The United States, the Eurozone, and Japan are all aiming towards inflation approaching two per cent. Some economists have argued that the target should be significantly higher, at around four per cent. But this view was not shared by any of the panellists at a seminar on ‘The elusive pursuit of inflation’ at last week’s Spring Meetings of the IMF/World Bank Group in Washington, DC, who recommended focusing on the already challenging task of reaching two per cent.

The annual inflation rate for the United States, Jamaica’s major trading partner, was -0.1 per cent at March 2015, according to data published by the US government last Friday.

Jamaica’s annual inflation rate at the same date was 4.0 per cent.

To put in place the operational building blocks for an inflation-targeting regime, the BOJ will, for example, identify specific policy actions to improve the operations of the foreign exchange market to facilitate better information discovery and deal more efficiently with volatility, the Government said in a previous memorandum of economic and financial policies.

Under inflation targeting, a central bank estimates, and makes public, a target inflation rate in an effort to steer actual inflation towards that target through the use of interest rate adjustments and other monetary tools.

From as far back as 2010, BOJ Governor Brian Wynter had disclosed that the central bank would be moving towards inflation targeting, a policy practised in some developed countries whereby the level of inflation is predicted over the medium to long term.
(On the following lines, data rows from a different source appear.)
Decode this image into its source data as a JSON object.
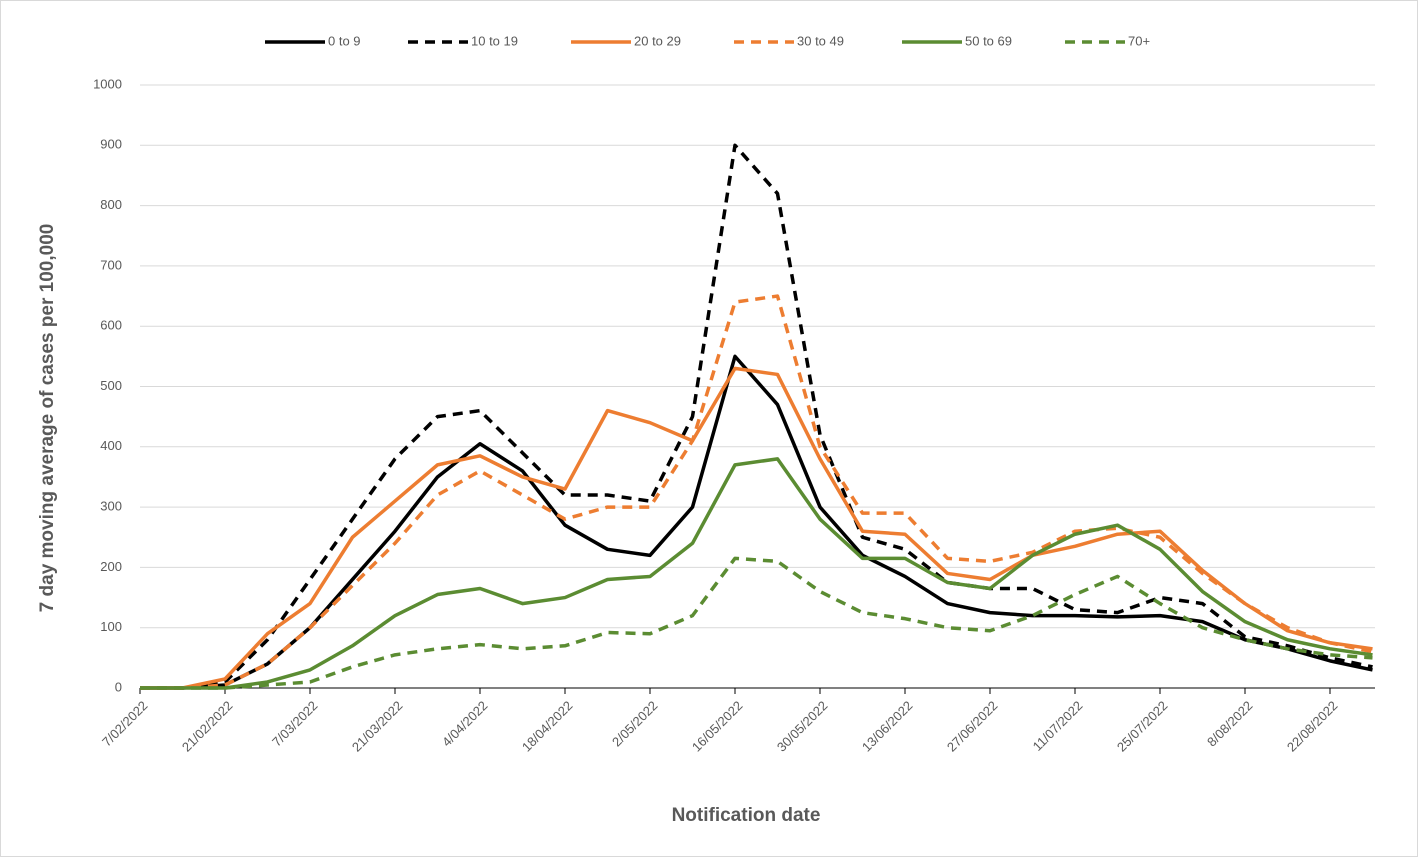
{
  "chart_data": {
    "type": "line",
    "y_label": "7 day moving average of cases per 100,000",
    "x_label": "Notification date",
    "categories": [
      "7/02/2022",
      null,
      "21/02/2022",
      null,
      "7/03/2022",
      null,
      "21/03/2022",
      null,
      "4/04/2022",
      null,
      "18/04/2022",
      null,
      "2/05/2022",
      null,
      "16/05/2022",
      null,
      "30/05/2022",
      null,
      "13/06/2022",
      null,
      "27/06/2022",
      null,
      "11/07/2022",
      null,
      "25/07/2022",
      null,
      "8/08/2022",
      null,
      "22/08/2022",
      null
    ],
    "ylim": [
      0,
      1000
    ],
    "yticks": [
      0,
      100,
      200,
      300,
      400,
      500,
      600,
      700,
      800,
      900,
      1000
    ],
    "grid": true,
    "legend": "top",
    "series": [
      {
        "name": "0 to 9",
        "color": "#000000",
        "dashed": false,
        "values": [
          0,
          0,
          5,
          40,
          100,
          180,
          260,
          350,
          405,
          360,
          270,
          230,
          220,
          300,
          550,
          470,
          300,
          220,
          185,
          140,
          125,
          120,
          120,
          118,
          120,
          110,
          80,
          65,
          45,
          30
        ]
      },
      {
        "name": "10 to 19",
        "color": "#000000",
        "dashed": true,
        "values": [
          0,
          0,
          10,
          80,
          180,
          280,
          380,
          450,
          460,
          390,
          320,
          320,
          310,
          450,
          900,
          820,
          420,
          250,
          230,
          175,
          165,
          165,
          130,
          125,
          150,
          140,
          85,
          70,
          50,
          35
        ]
      },
      {
        "name": "20 to 29",
        "color": "#ed7d31",
        "dashed": false,
        "values": [
          0,
          0,
          15,
          90,
          140,
          250,
          310,
          370,
          385,
          350,
          330,
          460,
          440,
          410,
          530,
          520,
          380,
          260,
          255,
          190,
          180,
          220,
          235,
          255,
          260,
          195,
          140,
          95,
          75,
          65
        ]
      },
      {
        "name": "30 to 49",
        "color": "#ed7d31",
        "dashed": true,
        "values": [
          0,
          0,
          5,
          40,
          100,
          170,
          240,
          320,
          360,
          320,
          280,
          300,
          300,
          410,
          640,
          650,
          400,
          290,
          290,
          215,
          210,
          225,
          260,
          265,
          250,
          190,
          140,
          100,
          75,
          60
        ]
      },
      {
        "name": "50 to 69",
        "color": "#5b8c32",
        "dashed": false,
        "values": [
          0,
          0,
          0,
          10,
          30,
          70,
          120,
          155,
          165,
          140,
          150,
          180,
          185,
          240,
          370,
          380,
          280,
          215,
          215,
          175,
          165,
          220,
          255,
          270,
          230,
          160,
          110,
          80,
          65,
          55
        ]
      },
      {
        "name": "70+",
        "color": "#5b8c32",
        "dashed": true,
        "values": [
          0,
          0,
          0,
          5,
          10,
          35,
          55,
          65,
          72,
          65,
          70,
          92,
          90,
          120,
          215,
          210,
          160,
          125,
          115,
          100,
          95,
          120,
          155,
          185,
          140,
          100,
          80,
          65,
          55,
          50
        ]
      }
    ]
  }
}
“One way the bank can help to build a resilient economy is by moving towards an inflation-targeting regime in which the bank responds to changes in the probability of large swings in future inflation by adjusting its policy rate,” Wynter said then.

“This is where the bank would pre-announce targets for the inflation out-turn and give regular publicly disclosed reports on the performance of monetary policy in relation to these targets. These reforms would be aimed at ensuring that inflation expectations continue to trend downwards and the inflation rate itself declines to single-digit levels.”

Last week, when the Statistical Institute of Jamaica reported that fiscal and annual inflation had fallen to four per cent, BOJ noted that the decline in consumer prices was sharper than expected and due in part to the fall in oil prices on the international market, as well as the moderation in price increases resulting from fiscal consolidation and economic reforms.

According to Statin data, the annual inflation rate peaked at 80.2 per cent in 1991.

The four per cent recorded for fiscal 2014-15 was well below the central bank’s 7-9 per cent target range.

While trumpeting the inflation rate as a 48-year low, the central bank announced a cut in its benchmark interest rate on its 30-day certificate of deposit from 5.75 per cent to 5.5 per cent. BOJ last adjusted its policy rate in February 2013.